Share futures fell sharply in Asia on Monday as the inflationary pulse from surging oil prices threatened to raise living costs, and perhaps interest rates, across the globe, while an investor hunger for liquidity kept the US dollar in demand.

Brent jumped 17% to $108.73 a barrel, having already soared 28% last week, while US crude rose 19% to $108.33 per barrel.

Iran named Mojtaba Khamenei to succeed his father, Ali Khamenei, as supreme leader, signalling that hardliners remain firmly in charge in Tehran a week into its conflict with the United States and Israel.

With no sign of an end to hostilities in the Middle East and tankers still not daring to cross the Strait of Hormuz, investors were bracing for a long stretch of higher energy costs. O/R

“The global economy remains dependent on the concentrated flow of Mideast oil and natural gas through the Strait of Hormuz,” noted Bruce Kasman, chief economist at JPMorgan.

“The near-term scenario is a near-term spike towards $120 bbl followed by moderation as the conflict soon subsides,” he added. “But absent a clear and decisive political resolution, Brent crude oil prices are expected to settle at an elevated $80 bbl through mid-year.”

Such an outcome could cut global economic growth by an annualised 0.6% for the first half of this year, and raise consumer prices by an annual rate of 1%, he said.

Kasman cautioned that a broader and sustained conflict could send oil above $120 a barrel and risk a global recession.

Wall Street led the way down in early trade as S&P 500 futures ESc1 shed 1.6%, while Nasdaq futures dived 1.7%.

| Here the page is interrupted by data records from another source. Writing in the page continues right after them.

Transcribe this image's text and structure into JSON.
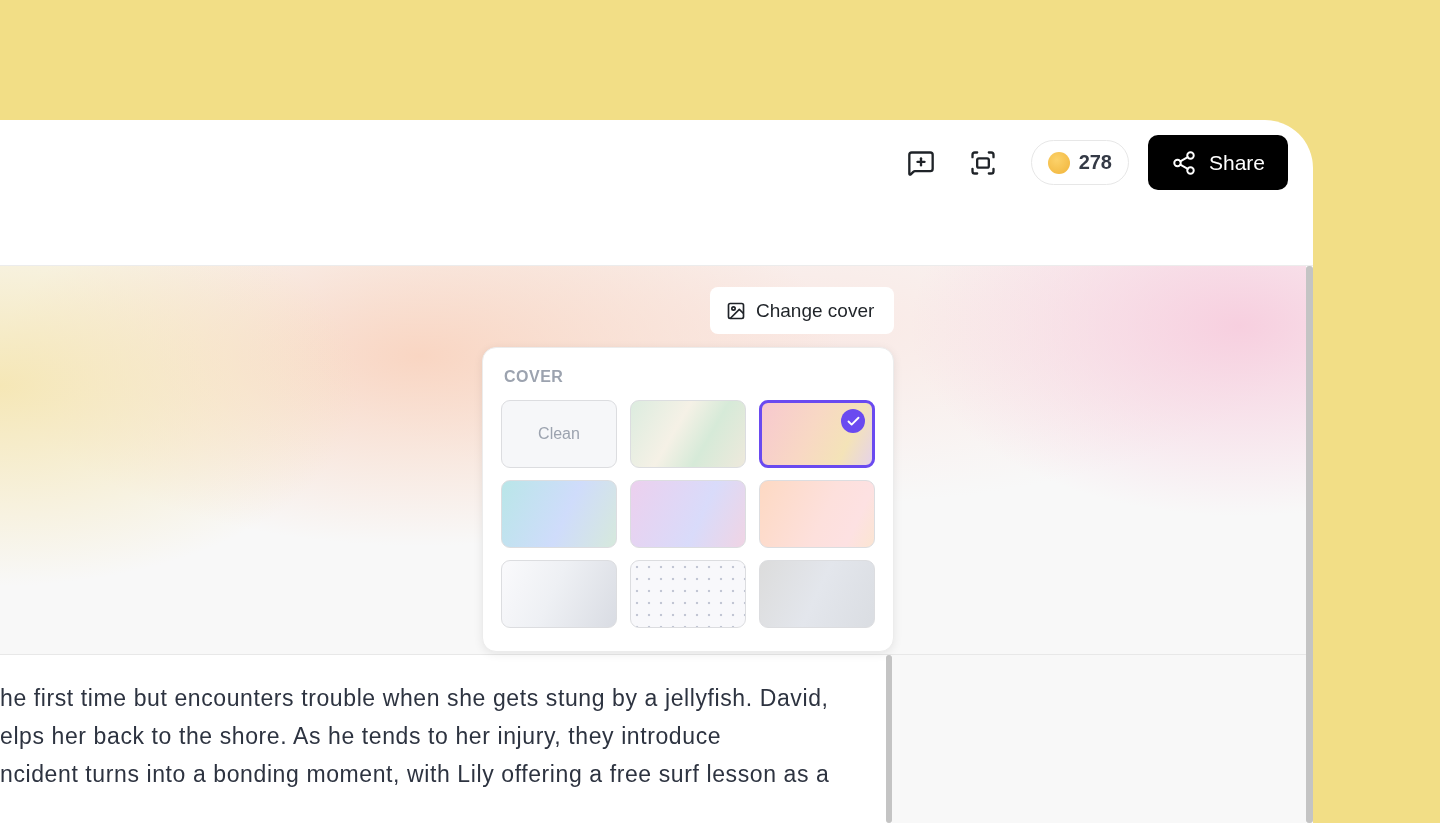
{
  "header": {
    "coins": "278",
    "share_label": "Share"
  },
  "cover": {
    "change_cover_label": "Change cover",
    "popover": {
      "title": "COVER",
      "tiles": [
        {
          "kind": "clean",
          "label": "Clean",
          "selected": false
        },
        {
          "kind": "gradient",
          "selected": false
        },
        {
          "kind": "gradient",
          "selected": true
        },
        {
          "kind": "gradient",
          "selected": false
        },
        {
          "kind": "gradient",
          "selected": false
        },
        {
          "kind": "gradient",
          "selected": false
        },
        {
          "kind": "gradient",
          "selected": false
        },
        {
          "kind": "dots",
          "selected": false
        },
        {
          "kind": "gradient",
          "selected": false
        }
      ]
    }
  },
  "document": {
    "lines": [
      "he first time but encounters trouble when she gets stung by a jellyfish. David,",
      "elps her back to the shore. As he tends to her injury, they introduce",
      "ncident turns into a bonding moment, with Lily offering a free surf lesson as a"
    ]
  }
}
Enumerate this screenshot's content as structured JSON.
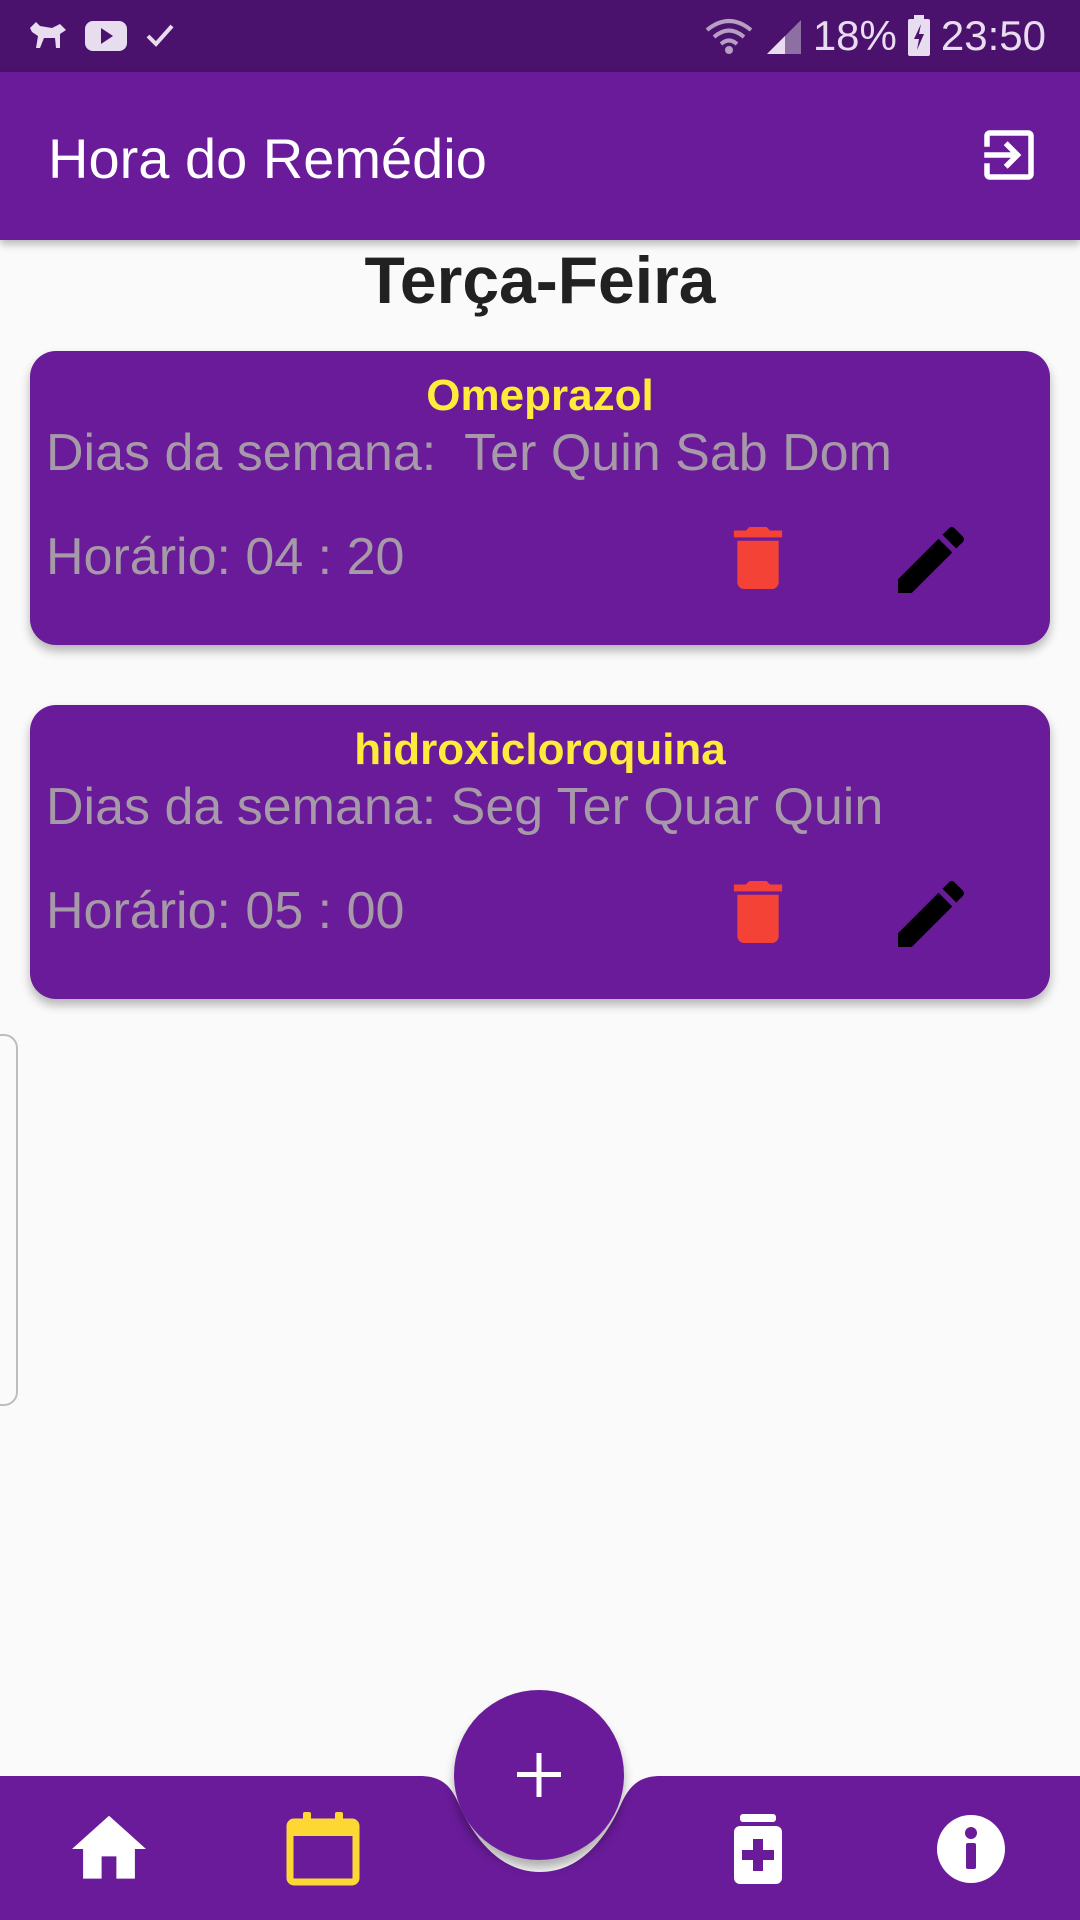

Japan’s Nikkei futures NKc1 sank to 52,400, down drastically from Friday’s cash close of 55,620.

In bond markets, the risk of rising inflation outweighed safe-haven considerations, and 10-year Treasury note futures TYc1 slid 13 ticks, while three-year futures dropped 22 ticks.

Investors sought the liquidity of dollars while shunning currencies from countries that are net energy importers, including Japan and much of Europe.

The dollar firmed 0.3% to 158.35 yen, while the euro slipped 0.7% to $1.1537.

Gold eased 0.6% to $5,140 an ounce, with dealers speculating that investors would have to book profits where they could to cover losses elsewhere.